Chris vuelve definitivamente a casa
para ejercer su rol con blancos de metal y mutilados de guerra. Es una forma
desplazada de apuntar, disparar y proteger a los veteranos que ya no pueden
estar de pie. Es la continuidad del don y la misión, reformulada por
recomendación psiquiátrica. “Yo había tenido mi guerra. Yo debería haber sido
el que resultara herido. Yo debería haber sido quien quedara ciego”, escribe
Chris en su biografía. “El recuerdo de perder a mis muchachos arde… Es una
herida tan profunda y tan fresca como si las balas entrasen en mi carne en este
momento”. En la película dirá frente al psiquiatra: “No me duelen aquellos que
maté. Me duelen los que perdí porque no pude protegerlos”. Mientras tanto,
escucha el ruido arrasador de los combates con el televisor apagado y convive
con una pistola, sin haber podido siquiera empezar a convivir con su mujer y
sus hijos (con la vitalidad y la frescura de Taya Kyle, que en el filme es la
de Sienna Miller, con su runrún -¿su mudo ronroneo?- de inquietante lucidez).

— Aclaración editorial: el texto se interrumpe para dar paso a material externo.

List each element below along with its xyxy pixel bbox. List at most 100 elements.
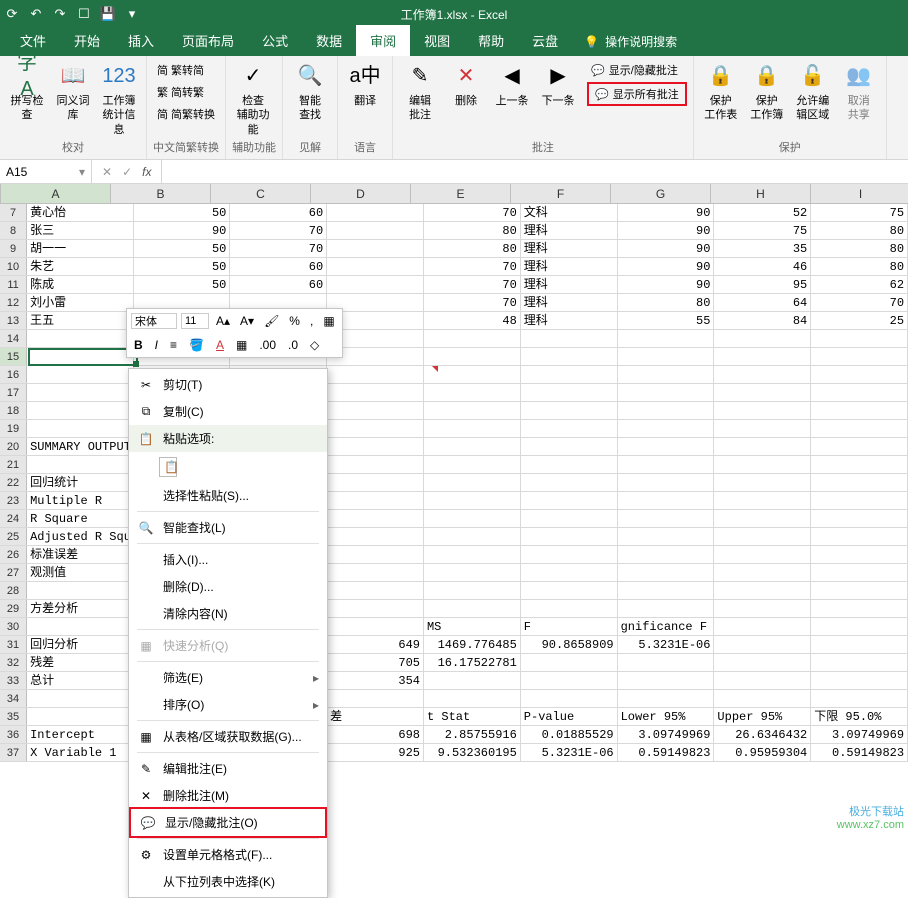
row-header[interactable]: 8 [0, 222, 27, 239]
cell[interactable] [327, 384, 424, 401]
cell[interactable] [327, 366, 424, 383]
ctx-delete[interactable]: 删除(D)... [129, 573, 327, 600]
align-icon[interactable]: ≡ [167, 337, 180, 353]
cell[interactable]: 90 [134, 222, 231, 239]
qat-dropdown-icon[interactable]: ▾ [124, 6, 140, 22]
cell[interactable] [27, 618, 133, 635]
cell[interactable] [714, 636, 811, 653]
cell[interactable]: 70 [811, 294, 908, 311]
cell[interactable] [714, 474, 811, 491]
cell[interactable] [811, 366, 908, 383]
cell[interactable]: 王五 [27, 312, 133, 329]
cell[interactable]: 50 [134, 240, 231, 257]
cell[interactable]: SUMMARY OUTPUT [27, 438, 133, 455]
cell[interactable]: 残差 [27, 654, 133, 671]
cell[interactable]: 2.85755916 [424, 726, 521, 743]
cell[interactable]: 90 [618, 222, 715, 239]
cell[interactable] [327, 618, 424, 635]
cell[interactable] [327, 492, 424, 509]
cell[interactable] [618, 600, 715, 617]
cell[interactable] [521, 366, 618, 383]
chinese-convert-button[interactable]: 简 简繁转换 [153, 104, 219, 124]
cell[interactable] [521, 546, 618, 563]
cell[interactable] [521, 492, 618, 509]
cell[interactable]: 46 [714, 258, 811, 275]
cell[interactable] [714, 456, 811, 473]
column-header[interactable]: F [511, 184, 611, 203]
cell[interactable] [327, 546, 424, 563]
touch-mode-icon[interactable]: ☐ [76, 6, 92, 22]
row-header[interactable]: 26 [0, 546, 27, 563]
cell[interactable]: 90 [618, 258, 715, 275]
cell[interactable]: 60 [230, 276, 327, 293]
cell[interactable]: 50 [134, 258, 231, 275]
cell[interactable]: 55 [618, 312, 715, 329]
cell[interactable] [618, 582, 715, 599]
clear-format-icon[interactable]: ◇ [307, 337, 322, 353]
cell[interactable] [27, 420, 133, 437]
row-header[interactable]: 21 [0, 456, 27, 473]
border-icon[interactable]: ▦ [233, 337, 250, 353]
cell[interactable] [521, 330, 618, 347]
ctx-insert[interactable]: 插入(I)... [129, 546, 327, 573]
cell[interactable]: Intercept [27, 726, 133, 743]
cell[interactable] [714, 384, 811, 401]
edit-comment-button[interactable]: ✎编辑 批注 [399, 60, 441, 123]
cell[interactable]: 80 [424, 240, 521, 257]
cell[interactable] [521, 402, 618, 419]
cell[interactable] [424, 348, 521, 365]
chevron-down-icon[interactable]: ▾ [79, 165, 85, 179]
cell[interactable]: 705 [327, 654, 424, 671]
cell[interactable] [521, 654, 618, 671]
ctx-clear[interactable]: 清除内容(N) [129, 600, 327, 627]
cell[interactable] [424, 456, 521, 473]
cell[interactable]: 文科 [521, 204, 618, 221]
spellcheck-button[interactable]: 字A拼写检查 [6, 60, 48, 123]
row-header[interactable]: 32 [0, 654, 27, 671]
cell[interactable] [424, 402, 521, 419]
autosave-icon[interactable]: ⟳ [4, 6, 20, 22]
cell[interactable] [811, 528, 908, 545]
cell[interactable] [714, 510, 811, 527]
cell[interactable]: 3.09749969 [618, 726, 715, 743]
cell[interactable]: 回归统计 [27, 474, 133, 491]
cell[interactable] [618, 330, 715, 347]
ctx-get-data[interactable]: ▦从表格/区域获取数据(G)... [129, 723, 327, 750]
tell-me-search[interactable]: 💡 操作说明搜索 [572, 27, 689, 56]
increase-font-icon[interactable]: A▴ [213, 313, 233, 329]
workbook-stats-button[interactable]: 123工作簿 统计信息 [98, 60, 140, 137]
enter-formula-icon[interactable]: ✓ [122, 165, 132, 179]
cell[interactable] [618, 456, 715, 473]
cell[interactable]: 75 [714, 222, 811, 239]
cell[interactable] [618, 438, 715, 455]
cell[interactable]: 90 [618, 276, 715, 293]
cell[interactable] [618, 672, 715, 689]
cell[interactable]: 5.3231E-06 [618, 636, 715, 653]
ctx-paste-special[interactable]: 选择性粘贴(S)... [129, 482, 327, 509]
tab-insert[interactable]: 插入 [114, 25, 168, 56]
percent-icon[interactable]: % [286, 313, 303, 329]
cell[interactable] [811, 438, 908, 455]
column-header[interactable]: I [811, 184, 908, 203]
cell[interactable] [811, 330, 908, 347]
cell[interactable]: 方差分析 [27, 600, 133, 617]
cell[interactable] [27, 582, 133, 599]
cell[interactable] [424, 384, 521, 401]
cell[interactable]: 80 [811, 222, 908, 239]
cell[interactable]: R Square [27, 510, 133, 527]
cell[interactable]: Multiple R [27, 492, 133, 509]
cell[interactable] [27, 708, 133, 725]
ctx-pick-from-list[interactable]: 从下拉列表中选择(K) [129, 868, 327, 895]
cell[interactable] [424, 510, 521, 527]
cell[interactable] [714, 582, 811, 599]
cell[interactable] [424, 600, 521, 617]
cell[interactable] [424, 672, 521, 689]
cell[interactable] [811, 690, 908, 707]
cell[interactable]: 62 [811, 276, 908, 293]
row-header[interactable]: 30 [0, 618, 27, 635]
cell[interactable]: 90.8658909 [521, 636, 618, 653]
cell[interactable] [521, 420, 618, 437]
cell[interactable] [811, 636, 908, 653]
cell[interactable] [714, 564, 811, 581]
cell[interactable] [424, 546, 521, 563]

La ficción pone en foco lo real y a
veces lo real irrumpe para astillar ese foco y obligar a la ficción a un rápido
reacomodamiento. Para ese desbaratamiento del rodaje que fue la muerte
imprevista de Chris Kyle (en suelo patrio y a manos de un protegido,
desquiciado por el acto de ver), Eastwood eligió la elipsis, el fundido a negro
y el recurso al documental, con un montaje de imágenes de archivo de la
despedida al héroe en el estadio de los
Dallas Cowboys en Arlington, Texas. Esa salida y clausura de guion no podía
ficcionalizarse, no porque la muerte sea irrepresentable ni porque Chris Kyle
hubiera pasado brutalmente al fuera de campo literal, sino porque lo que
importaba ahora era mostrar lo que quedaba. Lo que quedaba del don y la misión,
el héroe y el sacrificio. Quedaban banderas y gente arremolinada al paso del
ataúd y vítores y sollozos y más banderas. Es decir, nada. O todo (la
ambivalencia de Eastwood, ya lo dije, es desesperante). Entiéndase
“ambivalencia” como “riqueza”, o “complejidad”.

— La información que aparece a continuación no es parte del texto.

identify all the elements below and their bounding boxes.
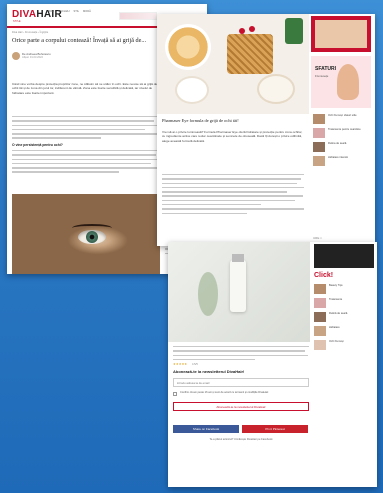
product-image (168, 242, 310, 342)
sidebar-promo[interactable]: SFATURI Frumusețe (311, 56, 371, 108)
click-label: Click! (314, 272, 334, 279)
thumb (314, 340, 326, 350)
intro-paragraph: Când vine vorba despre protecția proprii… (12, 82, 158, 95)
sidebar-link[interactable]: Hidratare intensă (313, 156, 371, 166)
article-body-lines (173, 346, 309, 363)
sidebar-link-text[interactable]: Rutina de seară (328, 142, 370, 152)
sidebar-link[interactable]: Rutina de seară (313, 142, 371, 152)
thumb (314, 284, 326, 294)
body-text-2 (12, 150, 160, 176)
sidebar-links: Beauty Tips Tratamente Rutină de seară H… (314, 284, 374, 354)
sidebar-link-text[interactable]: Rutină de seară (329, 312, 347, 322)
sidebar-link[interactable]: Ochi frumoși: sfaturi utile (313, 114, 371, 124)
sidebar-link[interactable]: Ochi frumoși (314, 340, 374, 350)
sidebar-link[interactable]: Hidratare (314, 326, 374, 336)
nav-item[interactable]: MODĂ (83, 10, 91, 13)
article-page-screenshot-3: Click! Beauty Tips Tratamente Rutină de … (168, 242, 377, 487)
sidebar-link-text[interactable]: Tratamente pentru cearcăne (328, 128, 370, 138)
newsletter-title: Abonează-te la newsletterul DivaHair! (173, 369, 245, 374)
sidebar-link-text[interactable]: Hidratare intensă (328, 156, 370, 166)
article-headline: Pharmaser Eye formula de grijă de ochi t… (162, 118, 239, 123)
rating-stars[interactable]: ★★★★★ (173, 362, 187, 366)
pinterest-share-button[interactable]: Pin it Pinterest (242, 425, 308, 433)
top-nav: PAR MACHIAJ STIL MODĂ (49, 10, 91, 13)
sidebar-link[interactable]: Tratamente pentru cearcăne (313, 128, 371, 138)
nav-item[interactable]: STIL (74, 10, 79, 13)
thumb (313, 128, 325, 138)
sidebar-link-text[interactable]: Ochi frumoși: sfaturi utile (328, 114, 370, 124)
consent-checkbox[interactable] (173, 392, 177, 396)
rating-count: 4.5/5 (192, 363, 198, 366)
breakfast-image (157, 14, 309, 114)
thumb (314, 326, 326, 336)
follow-note[interactable]: Te-a plăcut articolul? Urmărește DivaHai… (173, 438, 309, 441)
sidebar-link[interactable]: Tratamente (314, 298, 374, 308)
subscribe-button[interactable]: Abonează-te la newsletterul DivaHair (173, 402, 309, 411)
author-avatar (12, 52, 20, 60)
article-page-screenshot-2: Pharmaser Eye formula de grijă de ochi t… (157, 14, 375, 246)
consent-text: Confirm că am peste 16 ani și sunt de ac… (180, 391, 269, 394)
sidebar-title: SFATURI (315, 66, 337, 72)
body-text (12, 116, 160, 142)
logo-left: DIVA (12, 9, 37, 20)
article-body: Vrei să ai o privire luminoasă? Formula … (162, 130, 303, 143)
sidebar-links: Ochi frumoși: sfaturi utile Tratamente p… (313, 114, 371, 170)
thumb (314, 312, 326, 322)
sidebar-link-text[interactable]: Hidratare (329, 326, 340, 336)
article-title: Orice parte a corpului contează! Învață … (12, 37, 146, 44)
thumb (313, 156, 325, 166)
sidebar-link-text[interactable]: Ochi frumoși (329, 340, 344, 350)
sidebar-link-text[interactable]: Beauty Tips (329, 284, 343, 294)
email-input[interactable] (173, 378, 309, 387)
section-heading: O vine persistență pentru ochi? (12, 143, 63, 147)
header-banner[interactable] (119, 12, 157, 20)
facebook-share-button[interactable]: Share on Facebook (173, 425, 239, 433)
sidebar-banner[interactable] (314, 244, 374, 268)
breadcrumb[interactable]: Diva Hair › Frumusețe › Îngrijire (12, 31, 48, 34)
thumb (314, 298, 326, 308)
sidebar-link-text[interactable]: Tratamente (329, 298, 342, 308)
publish-date: Afișat: 01.03.2022 (22, 56, 43, 59)
nav-item[interactable]: PAR (49, 10, 54, 13)
sidebar-link[interactable]: Beauty Tips (314, 284, 374, 294)
nav-item[interactable]: MACHIAJ (58, 10, 69, 13)
thumb (313, 114, 325, 124)
thumb (313, 142, 325, 152)
sidebar-banner[interactable] (311, 16, 371, 52)
sidebar-subtitle: Frumusețe (315, 74, 329, 78)
article-hero-image (12, 194, 160, 274)
sidebar-link[interactable]: Rutină de seară (314, 312, 374, 322)
logo-tagline: STYLE (13, 20, 21, 23)
footer-note[interactable]: URE × (313, 236, 322, 240)
article-body-lines (162, 174, 304, 217)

Cada vez que volvía a casa, Chris
Kyle viajaba entre ataúdes envueltos en banderas. Esa es una imagen de este
mundo que Holden Caulfield no hubiera podido soportar. Ser un catcher in the rye era una locura,
porque la concreción de esa epifanía era imposible. Ser un sniper in the rye es perfectamente realizable y da un sentido a la
existencia.
Pero es un sentido con el que no se
puede convivir. En el mundo del héroe, la muerte no solo llega más temprano:
hasta que llega, es siempre más grande que la vida.